The authors evaluate GUI-Owl-1.5 across multiple platforms and find it consistently outperforms both general-purpose and specialized GUI models, particularly in grounding and multi-platform task execution. Results show that larger and thinking-mode variants deliver superior performance, with the 32B-Thinking model achieving the highest overall score. The model’s effectiveness is further validated through ablation studies, confirming that virtual environment training and unified CoT synthesis are critical to its strong end-to-end and cross-platform capabilities.
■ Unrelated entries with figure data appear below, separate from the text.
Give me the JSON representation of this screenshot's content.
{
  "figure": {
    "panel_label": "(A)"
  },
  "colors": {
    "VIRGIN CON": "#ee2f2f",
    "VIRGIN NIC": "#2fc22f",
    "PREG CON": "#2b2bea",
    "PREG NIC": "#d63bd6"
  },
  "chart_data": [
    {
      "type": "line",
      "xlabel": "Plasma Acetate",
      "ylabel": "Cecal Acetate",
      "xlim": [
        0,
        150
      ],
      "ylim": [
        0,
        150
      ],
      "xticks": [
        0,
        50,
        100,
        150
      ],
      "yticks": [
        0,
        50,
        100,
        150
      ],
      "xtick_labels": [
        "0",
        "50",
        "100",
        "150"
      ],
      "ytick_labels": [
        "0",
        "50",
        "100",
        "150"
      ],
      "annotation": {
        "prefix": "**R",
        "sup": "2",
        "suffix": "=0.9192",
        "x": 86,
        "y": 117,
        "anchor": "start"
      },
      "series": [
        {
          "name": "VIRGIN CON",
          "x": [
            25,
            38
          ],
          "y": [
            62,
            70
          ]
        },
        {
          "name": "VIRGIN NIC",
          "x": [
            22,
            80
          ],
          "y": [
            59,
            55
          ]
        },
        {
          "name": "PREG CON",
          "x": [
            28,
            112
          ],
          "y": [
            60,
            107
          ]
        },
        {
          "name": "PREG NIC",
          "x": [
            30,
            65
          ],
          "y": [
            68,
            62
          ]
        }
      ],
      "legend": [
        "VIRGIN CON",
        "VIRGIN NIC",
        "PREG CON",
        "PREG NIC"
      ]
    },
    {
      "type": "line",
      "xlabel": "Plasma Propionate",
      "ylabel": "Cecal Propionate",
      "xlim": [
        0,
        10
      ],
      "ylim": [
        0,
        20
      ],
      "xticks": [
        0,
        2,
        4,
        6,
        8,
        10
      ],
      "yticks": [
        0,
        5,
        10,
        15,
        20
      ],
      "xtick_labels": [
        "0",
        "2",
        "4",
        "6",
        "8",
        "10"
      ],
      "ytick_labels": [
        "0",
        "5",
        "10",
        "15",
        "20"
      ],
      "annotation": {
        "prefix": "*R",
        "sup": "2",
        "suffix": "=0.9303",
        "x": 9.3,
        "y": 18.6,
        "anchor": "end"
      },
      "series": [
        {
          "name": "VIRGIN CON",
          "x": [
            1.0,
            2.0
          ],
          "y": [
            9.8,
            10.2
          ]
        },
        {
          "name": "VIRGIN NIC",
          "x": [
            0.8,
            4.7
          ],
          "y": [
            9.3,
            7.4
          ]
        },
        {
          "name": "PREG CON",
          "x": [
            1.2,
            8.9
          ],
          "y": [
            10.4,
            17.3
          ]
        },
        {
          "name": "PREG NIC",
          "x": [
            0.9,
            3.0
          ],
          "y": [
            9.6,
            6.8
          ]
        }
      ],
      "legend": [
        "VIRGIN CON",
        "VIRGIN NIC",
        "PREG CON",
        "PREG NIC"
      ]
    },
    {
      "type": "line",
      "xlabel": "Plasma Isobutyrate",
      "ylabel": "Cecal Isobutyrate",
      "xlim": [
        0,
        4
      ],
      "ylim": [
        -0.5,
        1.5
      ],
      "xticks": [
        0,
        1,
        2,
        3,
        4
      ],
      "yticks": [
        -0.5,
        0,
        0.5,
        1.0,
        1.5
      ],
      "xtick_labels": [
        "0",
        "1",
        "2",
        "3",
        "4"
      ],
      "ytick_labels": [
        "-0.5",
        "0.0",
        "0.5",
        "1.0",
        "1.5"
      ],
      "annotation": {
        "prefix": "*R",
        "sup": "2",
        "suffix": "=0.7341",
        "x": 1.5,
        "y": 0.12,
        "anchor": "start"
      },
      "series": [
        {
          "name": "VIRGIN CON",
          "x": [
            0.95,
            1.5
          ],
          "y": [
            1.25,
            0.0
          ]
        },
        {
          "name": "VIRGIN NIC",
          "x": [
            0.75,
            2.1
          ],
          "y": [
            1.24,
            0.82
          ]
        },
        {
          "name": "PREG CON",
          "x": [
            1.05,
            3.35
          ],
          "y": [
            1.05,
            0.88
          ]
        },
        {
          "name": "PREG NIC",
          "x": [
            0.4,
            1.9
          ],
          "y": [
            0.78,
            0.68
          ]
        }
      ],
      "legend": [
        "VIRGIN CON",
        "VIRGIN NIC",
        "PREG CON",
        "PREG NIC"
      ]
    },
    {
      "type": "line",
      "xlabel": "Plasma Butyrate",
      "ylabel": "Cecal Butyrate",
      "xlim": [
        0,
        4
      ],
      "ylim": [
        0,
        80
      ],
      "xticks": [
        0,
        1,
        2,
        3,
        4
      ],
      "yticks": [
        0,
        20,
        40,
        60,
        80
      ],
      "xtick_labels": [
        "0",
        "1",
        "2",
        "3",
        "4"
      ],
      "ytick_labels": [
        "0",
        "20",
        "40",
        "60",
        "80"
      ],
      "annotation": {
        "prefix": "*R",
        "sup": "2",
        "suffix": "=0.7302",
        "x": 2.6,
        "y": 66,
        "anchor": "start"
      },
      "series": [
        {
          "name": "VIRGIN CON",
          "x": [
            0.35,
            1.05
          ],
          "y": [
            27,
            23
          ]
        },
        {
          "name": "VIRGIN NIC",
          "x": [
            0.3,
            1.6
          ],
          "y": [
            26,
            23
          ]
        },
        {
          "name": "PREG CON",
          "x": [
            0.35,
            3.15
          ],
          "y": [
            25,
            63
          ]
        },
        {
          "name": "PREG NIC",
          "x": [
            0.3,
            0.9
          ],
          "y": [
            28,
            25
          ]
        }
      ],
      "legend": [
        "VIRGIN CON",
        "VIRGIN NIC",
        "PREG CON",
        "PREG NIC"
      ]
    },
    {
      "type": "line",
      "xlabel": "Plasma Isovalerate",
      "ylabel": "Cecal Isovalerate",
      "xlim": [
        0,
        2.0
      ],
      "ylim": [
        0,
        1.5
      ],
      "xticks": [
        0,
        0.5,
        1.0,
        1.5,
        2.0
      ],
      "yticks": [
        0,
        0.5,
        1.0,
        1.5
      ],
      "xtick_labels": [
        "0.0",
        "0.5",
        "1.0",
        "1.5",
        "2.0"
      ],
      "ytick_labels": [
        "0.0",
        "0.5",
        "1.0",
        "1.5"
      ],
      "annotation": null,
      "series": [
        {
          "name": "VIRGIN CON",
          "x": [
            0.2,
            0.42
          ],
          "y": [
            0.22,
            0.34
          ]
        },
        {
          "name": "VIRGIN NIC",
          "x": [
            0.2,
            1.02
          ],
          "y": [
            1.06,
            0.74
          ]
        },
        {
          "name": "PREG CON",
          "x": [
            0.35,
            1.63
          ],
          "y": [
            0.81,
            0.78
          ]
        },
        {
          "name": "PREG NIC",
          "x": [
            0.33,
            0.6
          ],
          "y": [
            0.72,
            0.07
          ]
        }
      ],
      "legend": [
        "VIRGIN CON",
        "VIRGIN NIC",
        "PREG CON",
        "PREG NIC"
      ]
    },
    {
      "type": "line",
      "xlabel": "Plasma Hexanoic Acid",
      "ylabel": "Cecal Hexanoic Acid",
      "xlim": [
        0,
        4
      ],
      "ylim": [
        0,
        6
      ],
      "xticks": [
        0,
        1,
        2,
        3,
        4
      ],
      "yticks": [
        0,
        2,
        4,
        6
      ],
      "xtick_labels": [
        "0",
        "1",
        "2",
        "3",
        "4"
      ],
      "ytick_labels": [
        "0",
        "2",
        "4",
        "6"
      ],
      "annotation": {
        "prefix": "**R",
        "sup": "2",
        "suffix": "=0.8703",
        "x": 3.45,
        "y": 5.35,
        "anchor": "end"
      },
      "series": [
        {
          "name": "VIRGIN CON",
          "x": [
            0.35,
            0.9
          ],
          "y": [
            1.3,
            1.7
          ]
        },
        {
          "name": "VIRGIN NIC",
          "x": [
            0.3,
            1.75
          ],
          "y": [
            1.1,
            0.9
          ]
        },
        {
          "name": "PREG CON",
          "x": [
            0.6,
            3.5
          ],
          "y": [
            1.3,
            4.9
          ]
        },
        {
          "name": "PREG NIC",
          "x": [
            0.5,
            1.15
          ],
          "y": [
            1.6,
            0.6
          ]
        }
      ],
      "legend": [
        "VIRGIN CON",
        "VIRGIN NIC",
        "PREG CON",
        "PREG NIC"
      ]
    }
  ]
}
The authors evaluate GUI-Owl-1.5 across multiple platforms and find it consistently outperforms prior multi-platform and single-platform GUI models in grounding tasks, particularly in text and icon localization across mobile, desktop, and web interfaces. Results show that larger and thinking-mode variants of GUI-Owl-1.5 achieve the highest overall scores, with the 32B-Thinking model reaching 95.3, indicating strong cross-platform generalization and refined perception capabilities. The performance gains highlight the effectiveness of their training approach in unifying GUI understanding across diverse interface types.

The authors evaluate GUI-Owl-1.5 across multiple dimensions of GUI understanding and find that its larger variants, particularly the 32B models, achieve state-of-the-art performance on comprehensive GUI knowledge benchmarks, outperforming both proprietary and open-source counterparts. Results show consistent gains with increasing model scale and the Thinking variant, indicating that enhanced reasoning supervision improves performance across interface perception, interaction prediction, and instruction understanding. The model’s strong performance across all subcategories confirms its ability to integrate deep UI comprehension with task planning and execution.

The authors use virtual environments to generate high-quality training trajectories, which significantly improve performance on both desktop and mobile evaluation benchmarks. Removing this component leads to substantial drops in accuracy, confirming its critical role in overcoming real-world exploration limitations and enabling scalable, effective training.

The authors evaluate GUI-Owl-1.5 across multiple benchmarks and find that its native agent variants significantly outperform both proprietary workflow-based systems and other open-source models, with the 32B version achieving the highest success rate at 27.1. Results indicate that larger parameter counts correlate with stronger performance, and GUI-Owl-1.5’s architecture enables it to surpass models relying on external orchestration or smaller-scale training. These findings confirm the effectiveness of its end-to-end training approach in handling complex, multi-step GUI automation tasks.